Is The Chinese Government Harvesting Organs From Prisoners?

As the first country to be affected by COVID-19, China has dominated the headlines in recent months. Yet, this overriding narrative has not inhibited another sinister story from reemerging. An independent tribunal concluded that it is “certain” China has been forcibly harvesting the organs of prisoners for use in transplants. Evidence suggests that victims include members of the Falun Gong movement, who have been the subject of persecution since 1999.

These are not new allegations. Yet, as China is credited for its radical response to the coronavirus, they seem to have been forgotten. Stories of doctors performing the world’s first double lung transplant on a coronavirus patient at Wuxi People’s Hospital were reported with amazement. Yet some people have treated this pioneering surgery dubiously, considering how it took just a few days for a matching, “consenting”, brain dead donor to be found just a seven-hour train journey from the operating theatre.

This news coincides with the damning final judgment of the London Tribunal into Forced Organ Harvesting in China.
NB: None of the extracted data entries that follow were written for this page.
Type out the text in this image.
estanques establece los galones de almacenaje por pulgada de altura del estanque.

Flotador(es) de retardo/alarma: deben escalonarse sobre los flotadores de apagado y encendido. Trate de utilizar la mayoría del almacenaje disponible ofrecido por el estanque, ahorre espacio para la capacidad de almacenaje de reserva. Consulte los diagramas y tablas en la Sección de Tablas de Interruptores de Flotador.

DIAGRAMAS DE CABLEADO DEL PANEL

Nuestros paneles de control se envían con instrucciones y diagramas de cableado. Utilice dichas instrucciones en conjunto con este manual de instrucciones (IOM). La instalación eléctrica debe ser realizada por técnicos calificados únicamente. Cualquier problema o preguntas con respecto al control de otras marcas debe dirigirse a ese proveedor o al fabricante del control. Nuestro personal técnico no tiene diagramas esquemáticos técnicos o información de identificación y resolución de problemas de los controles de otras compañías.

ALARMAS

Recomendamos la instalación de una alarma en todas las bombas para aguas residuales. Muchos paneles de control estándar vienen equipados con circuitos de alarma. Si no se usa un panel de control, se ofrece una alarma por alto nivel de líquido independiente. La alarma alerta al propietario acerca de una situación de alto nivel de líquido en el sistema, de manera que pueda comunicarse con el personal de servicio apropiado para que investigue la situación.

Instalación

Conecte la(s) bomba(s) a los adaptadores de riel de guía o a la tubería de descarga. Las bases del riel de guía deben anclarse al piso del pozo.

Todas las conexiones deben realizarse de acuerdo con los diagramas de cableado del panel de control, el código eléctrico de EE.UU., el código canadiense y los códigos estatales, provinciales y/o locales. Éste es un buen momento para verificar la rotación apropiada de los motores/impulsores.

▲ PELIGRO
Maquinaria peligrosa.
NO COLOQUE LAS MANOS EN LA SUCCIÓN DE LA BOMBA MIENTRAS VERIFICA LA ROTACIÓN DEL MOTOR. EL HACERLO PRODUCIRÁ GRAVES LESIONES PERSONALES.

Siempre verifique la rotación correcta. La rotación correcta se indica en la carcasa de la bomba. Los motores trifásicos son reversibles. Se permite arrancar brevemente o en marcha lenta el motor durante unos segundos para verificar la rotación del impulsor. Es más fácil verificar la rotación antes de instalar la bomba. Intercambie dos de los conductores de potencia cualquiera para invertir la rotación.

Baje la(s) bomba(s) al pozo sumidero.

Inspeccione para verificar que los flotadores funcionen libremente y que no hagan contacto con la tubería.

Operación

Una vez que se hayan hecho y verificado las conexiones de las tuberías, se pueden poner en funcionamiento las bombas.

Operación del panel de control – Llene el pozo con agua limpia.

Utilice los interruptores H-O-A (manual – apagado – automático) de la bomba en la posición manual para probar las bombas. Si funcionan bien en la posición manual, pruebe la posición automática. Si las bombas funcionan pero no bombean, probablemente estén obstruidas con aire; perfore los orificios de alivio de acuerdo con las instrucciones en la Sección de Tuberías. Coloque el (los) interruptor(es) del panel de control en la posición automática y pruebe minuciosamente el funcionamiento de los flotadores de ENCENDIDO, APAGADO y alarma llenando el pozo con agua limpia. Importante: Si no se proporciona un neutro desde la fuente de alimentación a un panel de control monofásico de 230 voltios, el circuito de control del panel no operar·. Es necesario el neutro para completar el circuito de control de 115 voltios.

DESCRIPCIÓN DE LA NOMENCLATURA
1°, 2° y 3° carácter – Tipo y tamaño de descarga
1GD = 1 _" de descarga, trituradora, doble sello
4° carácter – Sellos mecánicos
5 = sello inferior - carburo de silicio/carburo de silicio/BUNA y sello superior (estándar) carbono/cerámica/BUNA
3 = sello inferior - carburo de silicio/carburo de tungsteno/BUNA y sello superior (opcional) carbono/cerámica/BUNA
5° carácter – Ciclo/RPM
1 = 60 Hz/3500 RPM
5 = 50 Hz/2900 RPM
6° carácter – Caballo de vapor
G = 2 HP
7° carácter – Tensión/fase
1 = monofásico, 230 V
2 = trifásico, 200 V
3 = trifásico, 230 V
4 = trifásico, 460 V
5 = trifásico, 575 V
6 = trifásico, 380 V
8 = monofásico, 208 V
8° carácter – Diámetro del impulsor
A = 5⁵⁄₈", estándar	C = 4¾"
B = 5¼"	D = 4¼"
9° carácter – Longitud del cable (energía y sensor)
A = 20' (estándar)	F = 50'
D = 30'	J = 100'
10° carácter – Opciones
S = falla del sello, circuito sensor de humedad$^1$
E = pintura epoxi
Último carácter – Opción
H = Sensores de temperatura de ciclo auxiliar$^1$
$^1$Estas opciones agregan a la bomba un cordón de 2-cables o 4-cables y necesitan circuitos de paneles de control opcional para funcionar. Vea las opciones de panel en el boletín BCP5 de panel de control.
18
After hearing evidence from medical experts, human rights experts and prisoners themselves, the report concludes that widespread forced organ harvesting is occurring, with religious prisoners a ‘certain’ and sizable source. 

The tribunal heard that investigators, covering as prospective transplant receivers, have been told by hospitals that the source of some organs were Falun Gong prisoners. These detainees also reported extensive internal examinations, concordant with assessment for organ suitability. 

The disparity between the number of transplant operations occurring and the number of known sources of organs is also unexplained. Suspicions are compounded by incredibly short wait times to find a donor suggesting an ‘on-demand’ schedule of harvesting.

Yet, where is the international response? Where is the widespread press coverage? Are we all too focused on the coronavirus to hear the gravitas of the independent tribunal’s conclusions? It alleges grievous, ongoing human rights violations against prisoners detained for their religious beliefs. I, for one, am baffled that the Daily Mail seems to be carrying this story, with only a brief passing comment by the BBC.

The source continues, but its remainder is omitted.